Edited: Captain Lama pointed out that I was looking for strong equivalence which is not there. So how do I show they are equivalent?
Best Answer
Consider a point $p\in X$, and let $U^1$ be any $d_1$-neighborhood of $p$. Then there is an $\epsilon>0$ with $U_\epsilon ^1(p)\subset U^1$. Since $d_1(x,y)<d(x,y)$ it follows that $$U_\epsilon(p)=\{x\>|\>d(x,p)<\epsilon\}\subset\{x\>|\>d_1(x,p)<\epsilon\}=U_\epsilon ^1(p)\subset U^1\ .$$ This shows that $U^1$ is a neighborhood of $p$ with respect to $d$ as well.

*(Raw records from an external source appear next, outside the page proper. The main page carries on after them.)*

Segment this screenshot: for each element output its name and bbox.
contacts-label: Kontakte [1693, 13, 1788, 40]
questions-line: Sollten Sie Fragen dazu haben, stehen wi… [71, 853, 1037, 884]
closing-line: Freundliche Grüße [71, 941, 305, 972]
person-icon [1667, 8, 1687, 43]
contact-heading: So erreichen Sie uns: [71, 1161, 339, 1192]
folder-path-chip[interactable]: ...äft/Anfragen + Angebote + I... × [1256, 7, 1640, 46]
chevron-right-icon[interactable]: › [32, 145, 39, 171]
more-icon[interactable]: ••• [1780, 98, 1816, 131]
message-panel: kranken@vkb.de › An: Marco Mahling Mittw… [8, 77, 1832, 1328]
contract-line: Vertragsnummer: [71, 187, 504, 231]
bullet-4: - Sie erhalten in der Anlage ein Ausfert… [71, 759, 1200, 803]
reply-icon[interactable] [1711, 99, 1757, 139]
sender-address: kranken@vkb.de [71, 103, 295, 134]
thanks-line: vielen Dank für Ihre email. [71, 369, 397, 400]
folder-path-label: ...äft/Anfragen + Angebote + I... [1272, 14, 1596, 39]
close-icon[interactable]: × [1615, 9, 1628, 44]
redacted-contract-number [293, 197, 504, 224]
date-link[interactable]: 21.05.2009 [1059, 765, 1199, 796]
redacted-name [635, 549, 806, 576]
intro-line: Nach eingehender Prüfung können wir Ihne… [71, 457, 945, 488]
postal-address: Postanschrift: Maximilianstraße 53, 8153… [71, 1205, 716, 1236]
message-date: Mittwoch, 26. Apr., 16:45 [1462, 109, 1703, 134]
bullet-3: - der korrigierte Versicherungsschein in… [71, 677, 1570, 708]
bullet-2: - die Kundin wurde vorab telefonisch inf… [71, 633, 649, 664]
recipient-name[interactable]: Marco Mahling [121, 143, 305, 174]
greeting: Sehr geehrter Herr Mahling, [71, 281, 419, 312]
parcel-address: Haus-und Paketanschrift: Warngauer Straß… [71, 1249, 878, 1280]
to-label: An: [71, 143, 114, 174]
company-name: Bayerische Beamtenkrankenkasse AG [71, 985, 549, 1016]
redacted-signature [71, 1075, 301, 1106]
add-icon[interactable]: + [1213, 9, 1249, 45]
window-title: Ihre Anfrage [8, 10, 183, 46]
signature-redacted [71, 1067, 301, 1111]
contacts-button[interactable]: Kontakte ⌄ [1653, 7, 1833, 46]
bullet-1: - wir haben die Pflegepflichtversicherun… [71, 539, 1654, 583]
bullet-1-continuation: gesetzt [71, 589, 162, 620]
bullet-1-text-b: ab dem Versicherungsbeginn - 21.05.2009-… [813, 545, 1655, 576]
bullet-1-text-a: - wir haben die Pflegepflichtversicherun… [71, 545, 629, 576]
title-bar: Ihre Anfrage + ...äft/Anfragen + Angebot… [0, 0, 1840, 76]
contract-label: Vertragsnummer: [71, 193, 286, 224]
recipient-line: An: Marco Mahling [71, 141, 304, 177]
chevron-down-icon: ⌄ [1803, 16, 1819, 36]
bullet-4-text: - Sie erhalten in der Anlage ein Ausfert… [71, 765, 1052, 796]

Conversely: Consider a point $p\in X$, and let $U$ be any $d$-neighborhood of $p$. Then there is a positive $\epsilon<1$ with $U_\epsilon(p)\subset U$. Since $$d(x,y)={d_1(x,y)\over 1-d_1(x,y)}\leq 2d_1(x,y)$$ when $d_1(x,y)<{1\over2}$ it follows that $$U^1_{\epsilon/2}(p)=\{x\>|\>d_1(x,p)<\epsilon/2\}\subset \{x\>|\>d(x,p)<\epsilon\}=U_\epsilon (p)\subset U\ .$$ This shows that $U$ is a neighborhood of $p$ with respect to $d_1$ as well.
Altogether we have proven that $(X,d)$ and $(X,d_1)$ possess the same open sets.